# Making a Fawn in Distress Decoy...



## DeluxeGoodness (Sep 29, 2008)

I want to make a robotic fawn in distress decoy for bringing in Mt. Lions(Nobody makes one...). I could buy a taxidermy quality fawn specimen, and jimmy rig a form at home, and make a decent-enough decoy. But i'd like to get some motion, maybe one or two of the legs to kick up as the decoy lays on its back... idk. Just a thought right now. I'm trying hard to kill this lion on my friends property as a favor, and hound-hunting is illegal in Washington. Anyway, anyone know how to make the legs move? Preferably not a Mcgyver solution involving fishingline?


----------



## bowinchester (Aug 31, 2008)

you could rig an electic motor with a disc on it to the decoy. if you mount the leg off center of the disk it will kick back and forth. it would work just like an old train. i would get a lower rpm motor or you fawn might look alittle goofy. :lol:


----------



## DeluxeGoodness (Sep 29, 2008)

I think I'd want the legs to move fast, wouldn't I? So it looks like it's in desperation, Freaking Out? What do you think?


----------



## bowinchester (Aug 31, 2008)

yeah i would think you would want them to move pretty fast. i think you would just have to find the right rpm motor. you dont want it too slow but you dont wat it unrealisticly fast either.


----------



## barebackjack (Sep 5, 2006)

Try a motor out of a mojo duck spinner. Pretty fast, but might be to fast.


----------



## bowinchester (Aug 31, 2008)

i bet a mojo motor would be perfect with the dual shafts. one for the front legs and one for the back.


----------



## coonhunter92 (Oct 6, 2008)

a mojo motor or a BIG rc car motor


----------



## ay tee (Jun 11, 2007)

rpm doesnt matter so much... slower rpm motor use a smaller diameter disk, higher rpm motor use a larger diameter disk... get one try it if you think its too fast/ too slow pull the disk out and replace it with a larger/smaller one... granted a 9000 rpm motor isnt a good choice, as with a 9 rpm motor..


----------



## bowinchester (Aug 31, 2008)

ay tee said:


> rpm doesnt matter so much... slower rpm motor use a smaller diameter disk, higher rpm motor use a larger diameter disk... get one try it if you think its too fast/ too slow pull the disk out and replace it with a larger/smaller one... granted a 9000 rpm motor isnt a good choice, as with a 9 rpm motor..

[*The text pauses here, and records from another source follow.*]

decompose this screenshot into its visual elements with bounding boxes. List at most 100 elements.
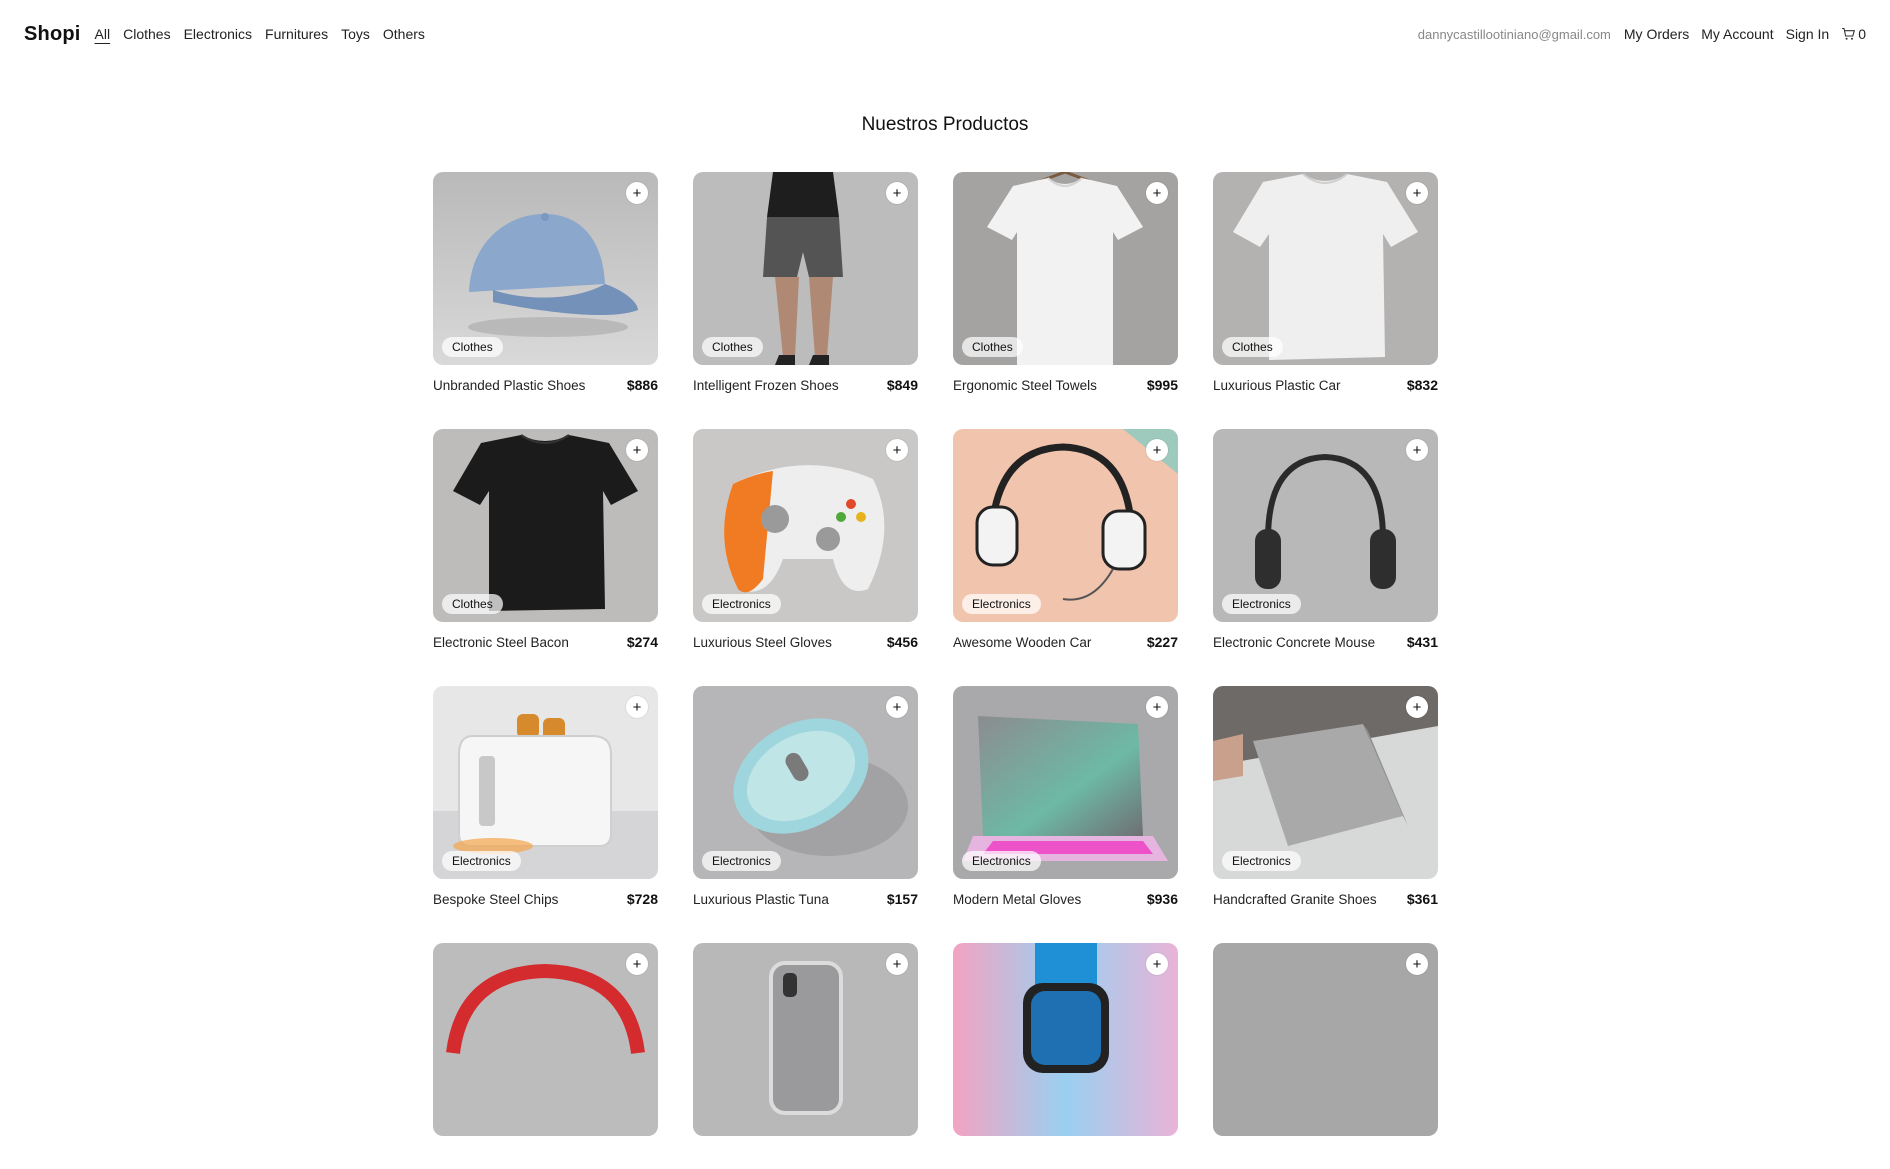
product-meta: Luxurious Steel Gloves $456 bbox=[693, 633, 918, 651]
product-price: $431 bbox=[1406, 634, 1438, 650]
product-card[interactable]: Electronics + Modern Metal Gloves $936 bbox=[953, 686, 1178, 912]
nav-left: Shopi All Clothes Electronics Furnitures… bbox=[24, 23, 438, 46]
category-badge: Clothes bbox=[702, 337, 763, 357]
add-to-cart-button[interactable]: + bbox=[1406, 439, 1428, 461]
add-to-cart-button[interactable]: + bbox=[1146, 953, 1168, 975]
product-image: Clothes + bbox=[433, 429, 658, 622]
category-badge: Clothes bbox=[442, 594, 503, 614]
cart-button[interactable]: 0 bbox=[1841, 26, 1866, 42]
nav-category-electronics[interactable]: Electronics bbox=[184, 26, 252, 42]
product-image: Electronics + bbox=[693, 429, 918, 622]
product-name: Luxurious Plastic Tuna bbox=[693, 891, 829, 907]
product-price: $832 bbox=[1406, 377, 1438, 393]
product-meta: Bespoke Steel Chips $728 bbox=[433, 890, 658, 908]
product-meta: Luxurious Plastic Car $832 bbox=[1213, 376, 1438, 394]
product-grid: Clothes + Unbranded Plastic Shoes $886 C… bbox=[433, 172, 1438, 1169]
product-meta: Electronic Steel Bacon $274 bbox=[433, 633, 658, 651]
category-badge: Electronics bbox=[442, 851, 521, 871]
product-price: $361 bbox=[1406, 891, 1438, 907]
cart-icon bbox=[1842, 27, 1856, 40]
add-to-cart-button[interactable]: + bbox=[626, 182, 648, 204]
product-name: Handcrafted Granite Shoes bbox=[1213, 891, 1377, 907]
cart-count: 0 bbox=[1858, 26, 1866, 42]
category-badge: Electronics bbox=[702, 851, 781, 871]
add-to-cart-button[interactable]: + bbox=[886, 696, 908, 718]
product-image: Electronics + bbox=[1213, 686, 1438, 879]
add-to-cart-button[interactable]: + bbox=[886, 439, 908, 461]
add-to-cart-button[interactable]: + bbox=[626, 439, 648, 461]
product-card[interactable]: Clothes + Unbranded Plastic Shoes $886 bbox=[433, 172, 658, 398]
product-name: Awesome Wooden Car bbox=[953, 634, 1092, 650]
nav-category-others[interactable]: Others bbox=[383, 26, 425, 42]
add-to-cart-button[interactable]: + bbox=[886, 953, 908, 975]
product-image: + bbox=[433, 943, 658, 1136]
add-to-cart-button[interactable]: + bbox=[1146, 696, 1168, 718]
product-image: Electronics + bbox=[693, 686, 918, 879]
nav-category-all[interactable]: All bbox=[95, 26, 111, 42]
product-card[interactable]: Electronics + Handcrafted Granite Shoes … bbox=[1213, 686, 1438, 912]
sign-in-link[interactable]: Sign In bbox=[1786, 26, 1830, 42]
product-card[interactable]: + bbox=[693, 943, 918, 1169]
category-badge: Clothes bbox=[442, 337, 503, 357]
product-card[interactable]: Clothes + Intelligent Frozen Shoes $849 bbox=[693, 172, 918, 398]
product-image-art bbox=[953, 943, 1178, 1136]
product-meta: Luxurious Plastic Tuna $157 bbox=[693, 890, 918, 908]
user-email: dannycastillootiniano@gmail.com bbox=[1417, 26, 1611, 42]
category-badge: Electronics bbox=[1222, 851, 1301, 871]
product-image: Clothes + bbox=[693, 172, 918, 365]
add-to-cart-button[interactable]: + bbox=[626, 953, 648, 975]
my-account-link[interactable]: My Account bbox=[1701, 26, 1773, 42]
add-to-cart-button[interactable]: + bbox=[626, 696, 648, 718]
product-image: Electronics + bbox=[953, 429, 1178, 622]
category-badge: Clothes bbox=[962, 337, 1023, 357]
product-price: $728 bbox=[626, 891, 658, 907]
product-price: $274 bbox=[626, 634, 658, 650]
product-card[interactable]: Electronics + Luxurious Plastic Tuna $15… bbox=[693, 686, 918, 912]
product-price: $849 bbox=[886, 377, 918, 393]
product-card[interactable]: Electronics + Electronic Concrete Mouse … bbox=[1213, 429, 1438, 655]
add-to-cart-button[interactable]: + bbox=[1146, 439, 1168, 461]
product-price: $936 bbox=[1146, 891, 1178, 907]
product-card[interactable]: Clothes + Electronic Steel Bacon $274 bbox=[433, 429, 658, 655]
product-name: Unbranded Plastic Shoes bbox=[433, 377, 586, 393]
add-to-cart-button[interactable]: + bbox=[1406, 182, 1428, 204]
product-name: Bespoke Steel Chips bbox=[433, 891, 559, 907]
product-image-art bbox=[693, 943, 918, 1136]
product-image: Clothes + bbox=[953, 172, 1178, 365]
product-name: Ergonomic Steel Towels bbox=[953, 377, 1097, 393]
product-image: Electronics + bbox=[433, 686, 658, 879]
add-to-cart-button[interactable]: + bbox=[1406, 953, 1428, 975]
brand-logo[interactable]: Shopi bbox=[24, 23, 81, 46]
my-orders-link[interactable]: My Orders bbox=[1624, 26, 1689, 42]
product-meta: Awesome Wooden Car $227 bbox=[953, 633, 1178, 651]
product-card[interactable]: Clothes + Ergonomic Steel Towels $995 bbox=[953, 172, 1178, 398]
product-card[interactable]: Clothes + Luxurious Plastic Car $832 bbox=[1213, 172, 1438, 398]
product-image: + bbox=[1213, 943, 1438, 1136]
page-title: Nuestros Productos bbox=[861, 114, 1029, 135]
product-meta: Intelligent Frozen Shoes $849 bbox=[693, 376, 918, 394]
nav-category-clothes[interactable]: Clothes bbox=[123, 26, 170, 42]
product-name: Luxurious Plastic Car bbox=[1213, 377, 1341, 393]
category-badge: Clothes bbox=[1222, 337, 1283, 357]
add-to-cart-button[interactable]: + bbox=[886, 182, 908, 204]
product-card[interactable]: + bbox=[433, 943, 658, 1169]
product-meta: Unbranded Plastic Shoes $886 bbox=[433, 376, 658, 394]
product-price: $886 bbox=[626, 377, 658, 393]
product-card[interactable]: Electronics + Luxurious Steel Gloves $45… bbox=[693, 429, 918, 655]
product-card[interactable]: Electronics + Awesome Wooden Car $227 bbox=[953, 429, 1178, 655]
category-badge: Electronics bbox=[962, 594, 1041, 614]
product-card[interactable]: Electronics + Bespoke Steel Chips $728 bbox=[433, 686, 658, 912]
add-to-cart-button[interactable]: + bbox=[1146, 182, 1168, 204]
product-image: Clothes + bbox=[433, 172, 658, 365]
nav-category-furnitures[interactable]: Furnitures bbox=[265, 26, 328, 42]
product-card[interactable]: + bbox=[1213, 943, 1438, 1169]
product-meta: Ergonomic Steel Towels $995 bbox=[953, 376, 1178, 394]
product-image: + bbox=[693, 943, 918, 1136]
product-name: Electronic Steel Bacon bbox=[433, 634, 569, 650]
nav-category-toys[interactable]: Toys bbox=[341, 26, 370, 42]
nav-right: dannycastillootiniano@gmail.com My Order… bbox=[1418, 26, 1866, 42]
category-badge: Electronics bbox=[702, 594, 781, 614]
product-card[interactable]: + bbox=[953, 943, 1178, 1169]
product-name: Electronic Concrete Mouse bbox=[1213, 634, 1376, 650]
add-to-cart-button[interactable]: + bbox=[1406, 696, 1428, 718]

I also thought of using a differnt sized disc, would that affect the speed of the legs, or would it just affect the distance the legs move?

But another solution to rpm problems would be gears or pullys, that way you could get the exact speed you want.


----------



## ay tee (Jun 11, 2007)

or maybe a variable resistor between the power source and the motor... then you can control the speed of the motor by the amount of power it receives...


----------



## Spanker (Jun 27, 2007)

I've made a few motion decoys and here are some web sites for remotes that will work up to 1000' and a site for high torque geared motors that will handle the leg movement.

Motors
http://www.batteryspace.com/index.asp?P ... tegory=522

Remotes
http://www.netairbuy.com/switch/switch-dc.htm

Email Gao at Net Air Buy and he will send you the remotes. I've bought four of them so far. Cheap and they work well. You can get 1 to 6 channel units. I've used them for motion and electronic calls.

Battery power comes from Interstate. The have small 12v 1.4 amp sealed lead acid batteries that handle the motors and the relays.
Good luck.


----------